Nella testimonianza di padre Giuseppe Bettoni

Il coraggio delle donne

02 settembre 2021

La missione di Arché è stata presentata al Papa dal fondatore e presidente padre Giuseppe Bettoni, che ha dato voce alle persone più vulnerabili. «È un’emozione grande quella che proviamo oggi nello stare con lei per festeggiare il nostro trentesimo anno di impegno e di carità» ha detto a Francesco. «Per tutti noi, ma soprattutto» per le donne — e i loro bambini — che tanto hanno sofferto per le violenze, «essere accolti dal suo abbraccio di padre è un dono enorme: quando l’ho annunciato loro, qualche mese fa — ha rivelato — sono scoppiate in un pianto commosso e grato».

«Insieme a lei — ha proseguito padre Bettoni — ringraziamo il Signore che all’inizio ci ha dato il coraggio di accogliere le mamme e i loro bambini malati di Aids in tempi quanto mai difficili. Lo ringraziamo ancora perché oggi ci dà la perseveranza nell’accogliere e accompagnare a una vita nuova, rigenerata, feconda di futuro, le tante donne che, segnate dalla violenza di genere e dalla paura, dal ricatto, dal maltrattamento, incontriamo sul nostro cammino». Alcune di loro, ha raccontato, «hanno attraversato il deserto, sono state rese schiave in Libia, vendute sul mercato e la loro maternità è stata umiliata».

Padre Bettoni, che è un religioso sacramentino, ha ricordato una frase pronunciata dal Papa il 25 gennaio 2017: «Le donne sono più coraggiose degli uomini». Oggi le donne accolte dalla fondazione «possono guardare al futuro senza dover essere costrette a pensare di ripetere il passato, sia perché hanno fatto un percorso personale terapeutico, sia perché qualcuna si è messa a studiare, altre si stanno formando professionalmente, ma anche perché ciascuna di loro — sia cattolica, ortodossa, evangelica o musulmana o anche di nessuna religione — ha ritrovato nelle nostre comunità quella dimensione spirituale che tanto è importante e necessaria per vincere l’ansia e la paura e per poter rigenerare la propria vita».

A Francesco il sacerdote ha presentato «gli operatori e gli educatori che, giorno dopo giorno, si dedicano con passione e intelligenza al servizio del riscatto di queste giovani vite. Parafrasando Etty Hillesum, mi piace pensarli come “cuori pensanti” che nuotano controcorrente in questa nostra società che continua, come spesso lei ci ricorda, a creare vite di scarto. E noi si lavora per rendere queste vite di scarto testate d’angolo di una società giusta». All’udienza erano presenti, tra gli altri, «i consiglieri della Fondazione, i rappresentanti dei numerosi volontari, gli amici e le amiche che in tante modalità ci sostengono e ci supportano: è grazie anche a loro — ha detto il religioso — se possiamo celebrare i trent’anni del nostro impegno».

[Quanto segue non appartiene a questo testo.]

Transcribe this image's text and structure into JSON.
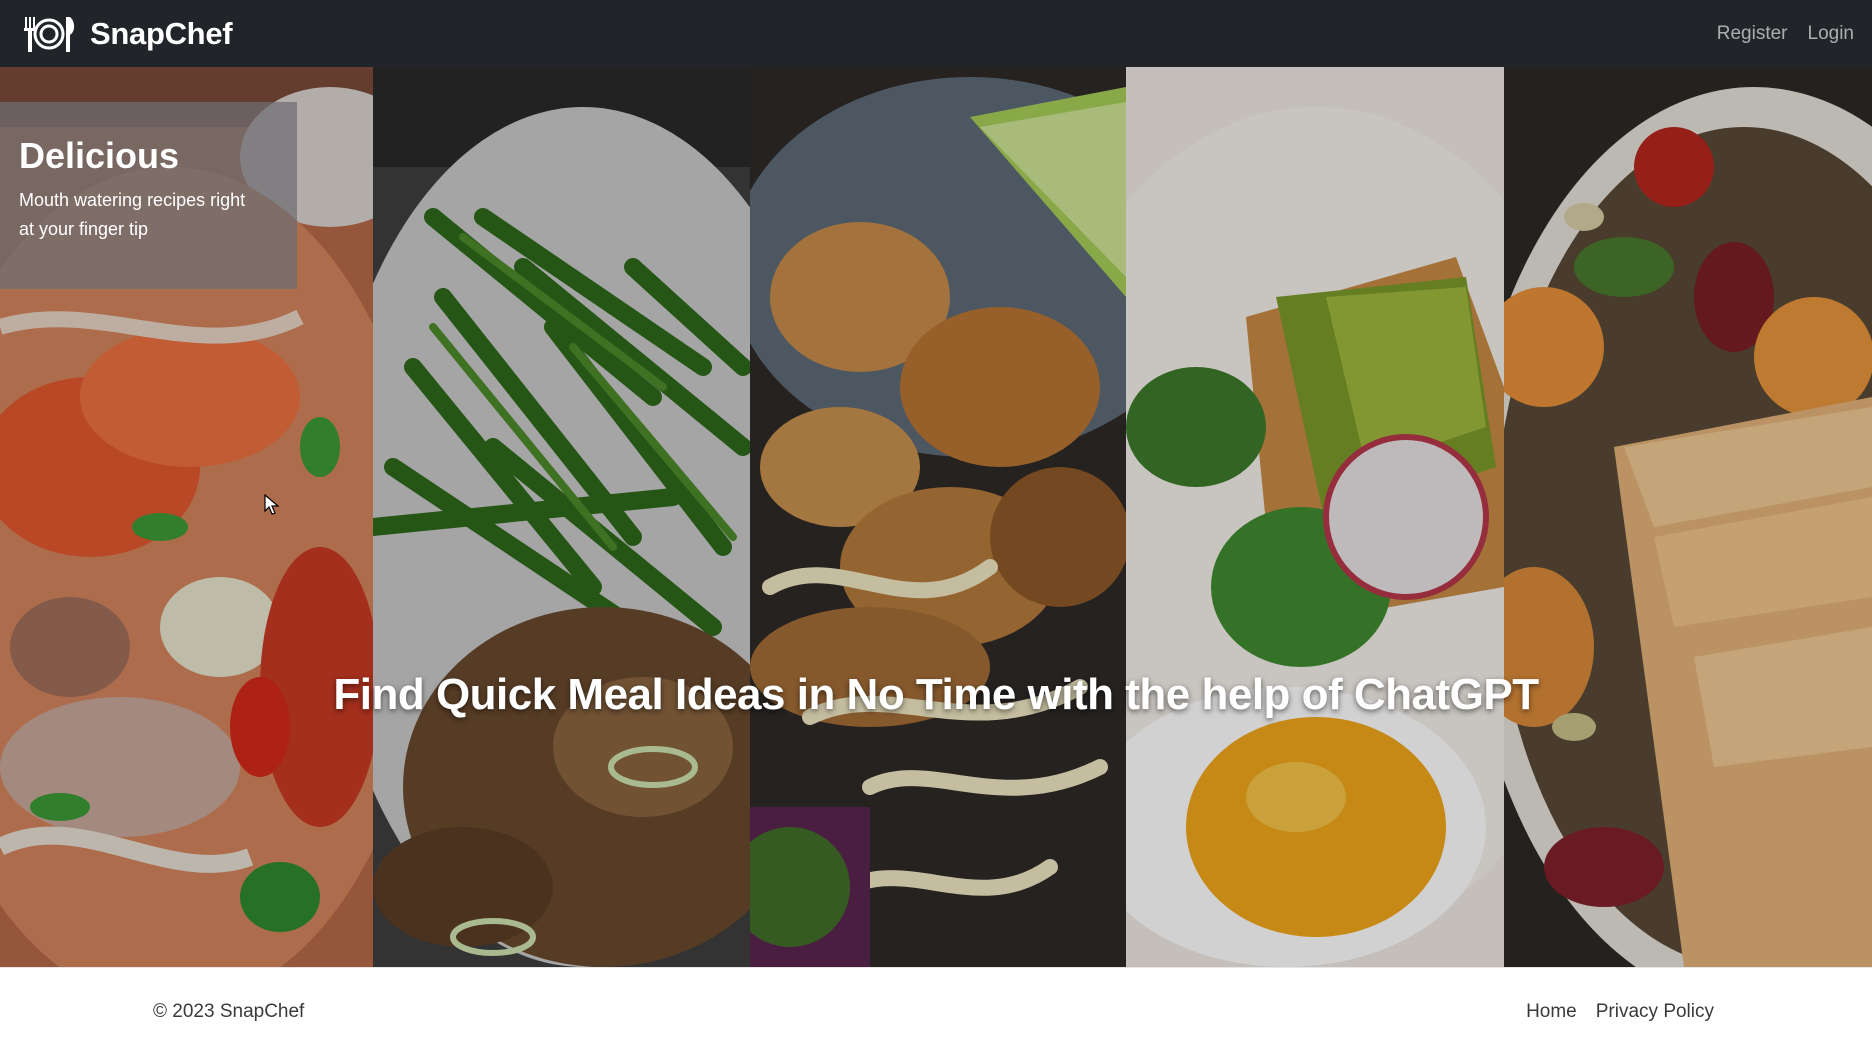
{
  "navbar": {
    "brand_name": "SnapChef",
    "brand_icon": "plate-fork-knife-icon",
    "links": [
      "Register",
      "Login"
    ]
  },
  "hero": {
    "caption_title": "Delicious",
    "caption_text": "Mouth watering recipes right at your finger tip",
    "heading": "Find Quick Meal Ideas in No Time with the help of ChatGPT",
    "panels": [
      "shrimp-noodle-photo",
      "green-beans-photo",
      "grilled-shrimp-photo",
      "avocado-egg-toast-photo",
      "chicken-grain-salad-photo"
    ]
  },
  "footer": {
    "copyright": "© 2023 SnapChef",
    "links": [
      "Home",
      "Privacy Policy"
    ]
  },
  "colors": {
    "navbar_bg": "#212529",
    "footer_bg": "#ffffff"
  }
}
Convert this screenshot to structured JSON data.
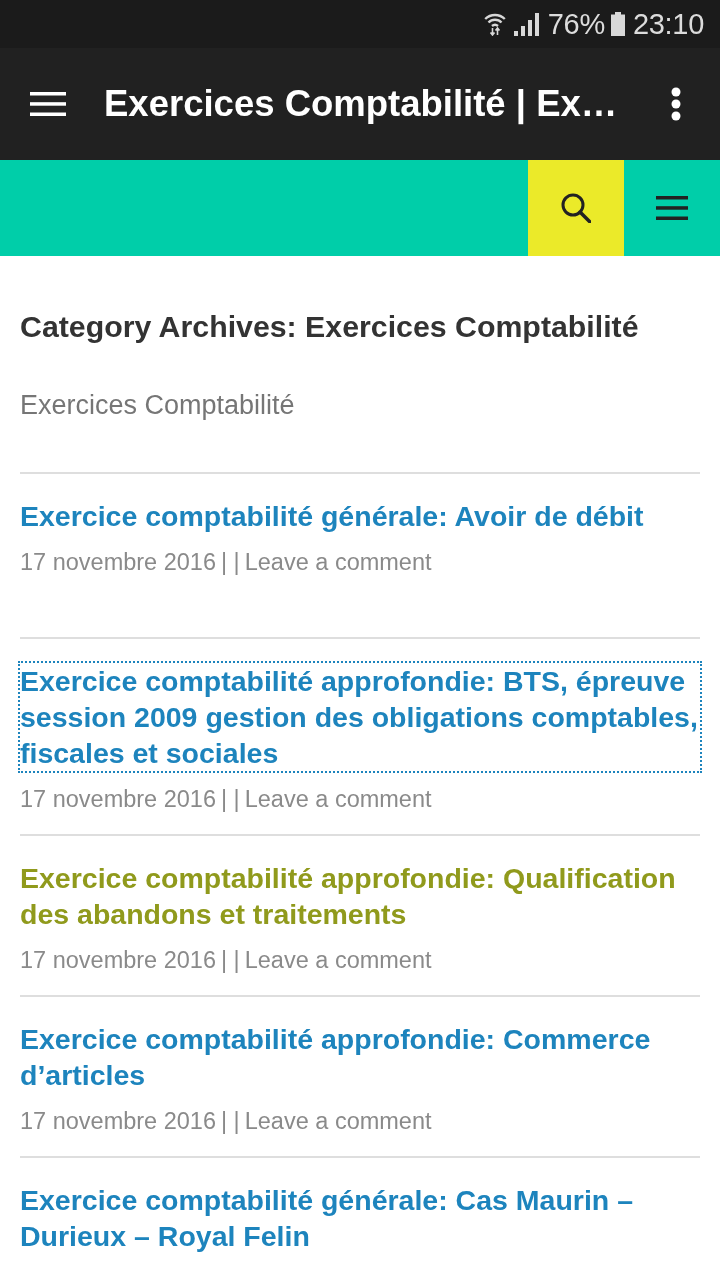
{
  "status_bar": {
    "battery_percent": "76%",
    "time": "23:10"
  },
  "app_bar": {
    "title": "Exercices Comptabilité | Ex…"
  },
  "archive": {
    "heading": "Category Archives: Exercices Comptabilité",
    "description": "Exercices Comptabilité"
  },
  "posts": [
    {
      "title": "Exercice comptabilité générale: Avoir de débit",
      "visited": false,
      "focused": false,
      "meta": {
        "date": "17 novembre 2016",
        "separator": "| |",
        "comment_link": "Leave a comment"
      }
    },
    {
      "title": "Exercice comptabilité approfondie: BTS, épreuve session 2009 gestion des obligations comptables, fiscales et sociales",
      "visited": false,
      "focused": true,
      "meta": {
        "date": "17 novembre 2016",
        "separator": "| |",
        "comment_link": "Leave a comment"
      }
    },
    {
      "title": "Exercice comptabilité approfondie: Qualification des abandons et traitements",
      "visited": true,
      "focused": false,
      "meta": {
        "date": "17 novembre 2016",
        "separator": "| |",
        "comment_link": "Leave a comment"
      }
    },
    {
      "title": "Exercice comptabilité approfondie: Commerce d’articles",
      "visited": false,
      "focused": false,
      "meta": {
        "date": "17 novembre 2016",
        "separator": "| |",
        "comment_link": "Leave a comment"
      }
    },
    {
      "title": "Exercice comptabilité générale: Cas Maurin – Durieux – Royal Felin",
      "visited": false,
      "focused": false
    }
  ]
}
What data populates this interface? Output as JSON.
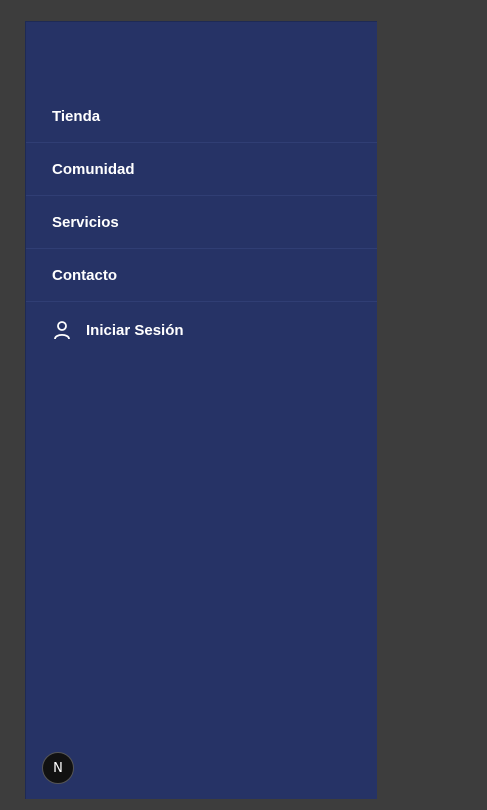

«Le confiderò che, con una certa audacia, già quando Arché muoveva i primi passi, ci ripetevamo come un ritornello che quanto andavamo facendo doveva essere pensato e vissuto perché un giorno non ci dovesse essere più bisogno di noi» ha proseguito padre Bettoni. E «nella nostra piccola storia abbiamo imparato a fare i conti con quanto ha detto Gesù: “I poveri li avrete sempre con voi”».

Del resto, «nel mondo le ingiustizie ci saranno sempre — ha concluso — ma ci saranno sempre anche gli anticorpi della gratuità, del dono, del senso civico e di quella spiritualità concreta e semplice che tanto ci stanno a cuore e che hanno fatto nascere in seno ad Arché anche una piccola fraternità di religiosi, laici, singoli e famiglie che condividono la sequela di Gesù nell’ascolto del Vangelo; non solo nel fare qualcosa per i poveri, ma nel vivere in condivisione con loro».